Does the use of freelance attorneys who are not members of the State Bar of CA violate ethical rules prohibiting aiding and abetting in the unlawful practice of law?
“No person shall practice law in California unless the person is an active member of the State Bar.” Cal. Bus. Prof. Code § 6125. Further, under California Rule of Professional Responsibility 1-120, no member of the State Bar may “assist in, solicit, or induce any violation” of the rules of professional conduct or the state bar. California Rule of Professional Conduct 1-300(A) states, “A member shall not aid any person or entity in the unauthorized practice of law.” These ethical rules apply only when a California law firm contracts with attorneys not admitted in California or uses a Legal Process Outsourcing (“LPO”) company that employs off-shore individuals or out-of-state attorneys. See, Birbower, Montalbano, Condon & Frank, PC v. Superior Court, (1998) 17 Cal.4th 119 (refining the scope of the unauthorized practice of law to include legal work by New York attorneys in connection with prospective private arbitration in California).
While the State Bar Act does not define the practice of law, Courts have discussed its meaning. In Birbower, the Court held, “The primary inquiry is whether the unlicensed lawyer engaged in sufficient activities in the state or created a continuing relationship with the California client that included legal duties and obligations.” Birbower, (1998) 17 Cal.4th 119, 129.
California ethical rules permit law firms to contract for certain legal services by attorneys not licensed in California, including drafting legal pleadings, as long as the law firm remains ultimately responsible for the final work product.
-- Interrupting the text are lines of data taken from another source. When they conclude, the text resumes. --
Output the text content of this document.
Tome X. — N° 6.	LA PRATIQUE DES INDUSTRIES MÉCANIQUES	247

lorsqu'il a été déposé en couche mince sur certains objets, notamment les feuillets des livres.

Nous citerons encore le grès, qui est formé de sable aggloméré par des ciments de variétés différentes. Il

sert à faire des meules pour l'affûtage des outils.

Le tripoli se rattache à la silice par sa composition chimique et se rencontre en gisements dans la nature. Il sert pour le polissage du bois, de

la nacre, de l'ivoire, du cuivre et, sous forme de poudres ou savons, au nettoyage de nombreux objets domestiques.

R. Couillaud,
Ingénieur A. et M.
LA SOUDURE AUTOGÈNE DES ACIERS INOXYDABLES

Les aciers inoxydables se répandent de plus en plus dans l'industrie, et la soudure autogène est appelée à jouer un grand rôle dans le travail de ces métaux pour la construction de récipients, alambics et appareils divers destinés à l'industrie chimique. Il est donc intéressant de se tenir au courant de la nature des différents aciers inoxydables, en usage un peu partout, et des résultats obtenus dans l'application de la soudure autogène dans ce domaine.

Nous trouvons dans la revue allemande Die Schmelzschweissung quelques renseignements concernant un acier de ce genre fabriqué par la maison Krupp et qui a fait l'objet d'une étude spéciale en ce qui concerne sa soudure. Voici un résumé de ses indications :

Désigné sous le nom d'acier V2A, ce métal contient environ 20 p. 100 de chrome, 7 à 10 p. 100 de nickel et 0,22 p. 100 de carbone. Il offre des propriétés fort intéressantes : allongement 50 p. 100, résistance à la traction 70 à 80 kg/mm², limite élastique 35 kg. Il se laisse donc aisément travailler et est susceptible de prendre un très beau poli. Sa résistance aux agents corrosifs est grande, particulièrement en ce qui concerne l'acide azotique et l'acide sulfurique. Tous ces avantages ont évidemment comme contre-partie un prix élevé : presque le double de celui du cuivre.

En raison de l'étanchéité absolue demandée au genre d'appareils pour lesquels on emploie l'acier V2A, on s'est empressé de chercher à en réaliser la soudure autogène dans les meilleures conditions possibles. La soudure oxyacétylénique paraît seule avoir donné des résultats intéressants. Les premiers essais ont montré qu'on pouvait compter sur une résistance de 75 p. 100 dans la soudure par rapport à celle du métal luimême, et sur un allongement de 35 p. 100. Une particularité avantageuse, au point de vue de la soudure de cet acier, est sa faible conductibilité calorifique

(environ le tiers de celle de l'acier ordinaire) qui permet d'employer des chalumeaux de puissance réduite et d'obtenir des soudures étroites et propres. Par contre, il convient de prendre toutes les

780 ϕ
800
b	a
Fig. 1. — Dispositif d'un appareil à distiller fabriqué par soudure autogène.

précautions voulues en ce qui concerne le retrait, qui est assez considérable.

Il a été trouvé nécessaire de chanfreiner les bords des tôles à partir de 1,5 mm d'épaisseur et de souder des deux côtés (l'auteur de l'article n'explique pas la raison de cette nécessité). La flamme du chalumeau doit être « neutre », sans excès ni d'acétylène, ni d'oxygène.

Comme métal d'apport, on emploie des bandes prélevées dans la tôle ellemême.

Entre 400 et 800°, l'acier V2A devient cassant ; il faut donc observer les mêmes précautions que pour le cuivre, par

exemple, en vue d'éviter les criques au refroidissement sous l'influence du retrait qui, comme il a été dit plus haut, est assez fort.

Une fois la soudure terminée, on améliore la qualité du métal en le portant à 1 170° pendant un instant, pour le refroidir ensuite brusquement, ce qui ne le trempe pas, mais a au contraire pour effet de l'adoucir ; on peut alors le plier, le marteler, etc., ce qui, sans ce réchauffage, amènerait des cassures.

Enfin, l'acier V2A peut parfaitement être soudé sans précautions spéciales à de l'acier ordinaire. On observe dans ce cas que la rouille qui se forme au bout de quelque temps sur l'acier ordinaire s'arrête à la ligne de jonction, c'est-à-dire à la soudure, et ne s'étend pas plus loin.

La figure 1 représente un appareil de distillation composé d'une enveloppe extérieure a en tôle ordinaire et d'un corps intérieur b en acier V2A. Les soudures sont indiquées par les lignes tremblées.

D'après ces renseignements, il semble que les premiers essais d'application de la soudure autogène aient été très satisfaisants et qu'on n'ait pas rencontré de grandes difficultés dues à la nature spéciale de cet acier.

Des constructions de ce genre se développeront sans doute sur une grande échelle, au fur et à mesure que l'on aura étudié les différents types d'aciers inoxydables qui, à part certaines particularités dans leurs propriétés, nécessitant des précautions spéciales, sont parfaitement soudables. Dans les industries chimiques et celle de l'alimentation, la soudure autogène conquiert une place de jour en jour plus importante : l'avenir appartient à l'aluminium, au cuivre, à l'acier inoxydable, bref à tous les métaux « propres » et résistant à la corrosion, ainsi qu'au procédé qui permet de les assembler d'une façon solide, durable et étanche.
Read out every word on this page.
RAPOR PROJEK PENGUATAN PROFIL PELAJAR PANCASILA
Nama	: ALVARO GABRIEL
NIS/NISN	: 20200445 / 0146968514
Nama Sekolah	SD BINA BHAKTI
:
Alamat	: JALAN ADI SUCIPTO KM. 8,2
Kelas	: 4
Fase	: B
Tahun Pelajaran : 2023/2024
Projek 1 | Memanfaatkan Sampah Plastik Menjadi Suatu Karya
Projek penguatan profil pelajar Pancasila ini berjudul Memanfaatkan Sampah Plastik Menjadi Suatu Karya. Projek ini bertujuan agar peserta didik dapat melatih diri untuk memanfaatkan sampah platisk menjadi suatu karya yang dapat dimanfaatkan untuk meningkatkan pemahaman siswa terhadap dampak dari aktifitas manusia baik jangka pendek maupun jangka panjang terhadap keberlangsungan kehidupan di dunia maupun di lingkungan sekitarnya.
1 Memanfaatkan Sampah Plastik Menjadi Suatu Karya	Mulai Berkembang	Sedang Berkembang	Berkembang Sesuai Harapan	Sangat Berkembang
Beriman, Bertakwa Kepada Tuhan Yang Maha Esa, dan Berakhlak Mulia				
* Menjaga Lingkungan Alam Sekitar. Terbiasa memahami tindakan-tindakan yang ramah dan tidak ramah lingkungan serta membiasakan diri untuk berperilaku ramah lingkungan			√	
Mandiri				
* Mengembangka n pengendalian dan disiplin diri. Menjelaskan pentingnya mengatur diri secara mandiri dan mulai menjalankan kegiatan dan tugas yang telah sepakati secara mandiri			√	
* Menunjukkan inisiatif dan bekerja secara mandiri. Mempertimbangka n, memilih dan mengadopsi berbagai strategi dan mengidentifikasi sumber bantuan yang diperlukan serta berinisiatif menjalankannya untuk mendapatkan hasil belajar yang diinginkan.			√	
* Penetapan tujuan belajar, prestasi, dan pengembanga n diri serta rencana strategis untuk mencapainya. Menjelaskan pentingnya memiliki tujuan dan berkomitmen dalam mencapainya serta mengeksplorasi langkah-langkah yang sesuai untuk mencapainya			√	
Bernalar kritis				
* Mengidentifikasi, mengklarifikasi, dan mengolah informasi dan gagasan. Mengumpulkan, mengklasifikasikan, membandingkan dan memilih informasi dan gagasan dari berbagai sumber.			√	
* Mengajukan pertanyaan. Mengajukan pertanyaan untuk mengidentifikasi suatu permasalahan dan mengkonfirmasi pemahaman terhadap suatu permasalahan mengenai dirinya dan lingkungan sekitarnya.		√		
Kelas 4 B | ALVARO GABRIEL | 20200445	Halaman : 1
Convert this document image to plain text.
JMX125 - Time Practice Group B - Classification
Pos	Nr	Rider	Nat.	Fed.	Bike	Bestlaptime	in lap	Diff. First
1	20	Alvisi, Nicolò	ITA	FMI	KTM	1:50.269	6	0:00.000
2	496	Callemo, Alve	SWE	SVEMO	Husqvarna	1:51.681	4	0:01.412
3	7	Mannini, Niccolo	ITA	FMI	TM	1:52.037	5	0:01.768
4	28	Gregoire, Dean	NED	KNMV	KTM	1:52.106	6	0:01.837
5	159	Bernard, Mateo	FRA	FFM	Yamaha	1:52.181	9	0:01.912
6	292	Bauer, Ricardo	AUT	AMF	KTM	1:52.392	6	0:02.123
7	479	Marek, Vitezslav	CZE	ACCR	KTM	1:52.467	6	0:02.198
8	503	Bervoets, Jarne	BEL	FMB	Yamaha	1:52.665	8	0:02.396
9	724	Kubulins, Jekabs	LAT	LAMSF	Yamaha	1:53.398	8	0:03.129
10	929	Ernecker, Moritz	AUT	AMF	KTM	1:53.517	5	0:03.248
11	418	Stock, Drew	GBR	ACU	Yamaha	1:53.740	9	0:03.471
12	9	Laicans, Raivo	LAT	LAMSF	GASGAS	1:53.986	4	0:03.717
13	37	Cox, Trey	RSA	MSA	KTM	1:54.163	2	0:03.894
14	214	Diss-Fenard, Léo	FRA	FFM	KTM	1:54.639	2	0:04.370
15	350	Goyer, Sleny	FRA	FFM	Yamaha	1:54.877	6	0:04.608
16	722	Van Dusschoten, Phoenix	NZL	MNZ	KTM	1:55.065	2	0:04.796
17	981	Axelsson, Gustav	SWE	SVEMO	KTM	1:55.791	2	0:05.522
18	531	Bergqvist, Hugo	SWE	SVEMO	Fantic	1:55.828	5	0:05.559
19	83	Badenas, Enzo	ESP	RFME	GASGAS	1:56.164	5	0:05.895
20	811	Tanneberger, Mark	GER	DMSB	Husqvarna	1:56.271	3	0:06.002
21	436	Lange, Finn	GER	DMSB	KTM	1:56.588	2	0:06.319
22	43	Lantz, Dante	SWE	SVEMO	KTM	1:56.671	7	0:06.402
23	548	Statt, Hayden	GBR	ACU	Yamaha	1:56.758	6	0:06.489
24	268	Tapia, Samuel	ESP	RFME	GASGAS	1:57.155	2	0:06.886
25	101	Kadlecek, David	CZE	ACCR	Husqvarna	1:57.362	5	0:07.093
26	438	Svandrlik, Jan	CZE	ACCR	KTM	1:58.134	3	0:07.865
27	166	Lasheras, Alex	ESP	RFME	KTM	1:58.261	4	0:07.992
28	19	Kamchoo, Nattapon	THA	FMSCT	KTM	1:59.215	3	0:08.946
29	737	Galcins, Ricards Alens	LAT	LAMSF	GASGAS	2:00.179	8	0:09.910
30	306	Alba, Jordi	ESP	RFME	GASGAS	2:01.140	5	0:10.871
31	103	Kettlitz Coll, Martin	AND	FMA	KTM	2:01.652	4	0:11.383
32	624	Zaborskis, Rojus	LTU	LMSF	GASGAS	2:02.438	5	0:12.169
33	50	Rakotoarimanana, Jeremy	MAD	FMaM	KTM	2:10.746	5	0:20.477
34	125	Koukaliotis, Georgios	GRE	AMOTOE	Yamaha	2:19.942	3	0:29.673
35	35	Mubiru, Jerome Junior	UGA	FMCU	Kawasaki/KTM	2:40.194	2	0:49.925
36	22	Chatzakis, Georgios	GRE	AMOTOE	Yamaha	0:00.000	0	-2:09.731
Jacob v. State Bar, 19 Cal. 3d 359, 363 (1977); People v. Perez, 24 Cal. 3d 133, 143 (1979). See also, Orange County Bar Formal Opinion No. 94-002 (1994) (opining that a paralegal who does work of a preparatory nature, such as drafting initial estate planning documents, is not engaged in the unauthorized practice of law where the attorney supervising the paralegal maintains a “direct relationship” with the client, citing ABA Ethical Consideration 3-6.). If the temporary attorney makes an appearance in court or at a deposition, then that attorney must be admitted in California. In most situations, however, the temporary attorney performs research and writing or other tasks that do not require a license so long as an attorney licensed by the state retains full control over the representation of the client and exercised independent judgment in reviewing the non-licensed attorney’s work. Law firms must take care to use temporary attorneys with the requisite experience for the task, and must consider the duty of competence, but simply engaging temporary attorney services from an attorney not admitted in California generally does not amount to aiding and abetting in the unlawful practice of law. San Diego County Bar Association Ethics Opinion 2007-1 (“SDCBA Opinion 2007-1”) (“the attorney does not aid in the unauthorized practice of law where he retains supervisory control over and responsibility for those tasks constituting the practice of law.”)
In sum, if a law firm uses a freelance lawyer who is a member of the State Bar of California for a California legal project, this rule is not implicated. If a law firm uses a lawyer not barred in California, or utilizes the services of a non-lawyer (i.e. a paralegal or a member of a Legal Process Outsourcing company overseas), then the project must not be something that would constitute “practicing law.”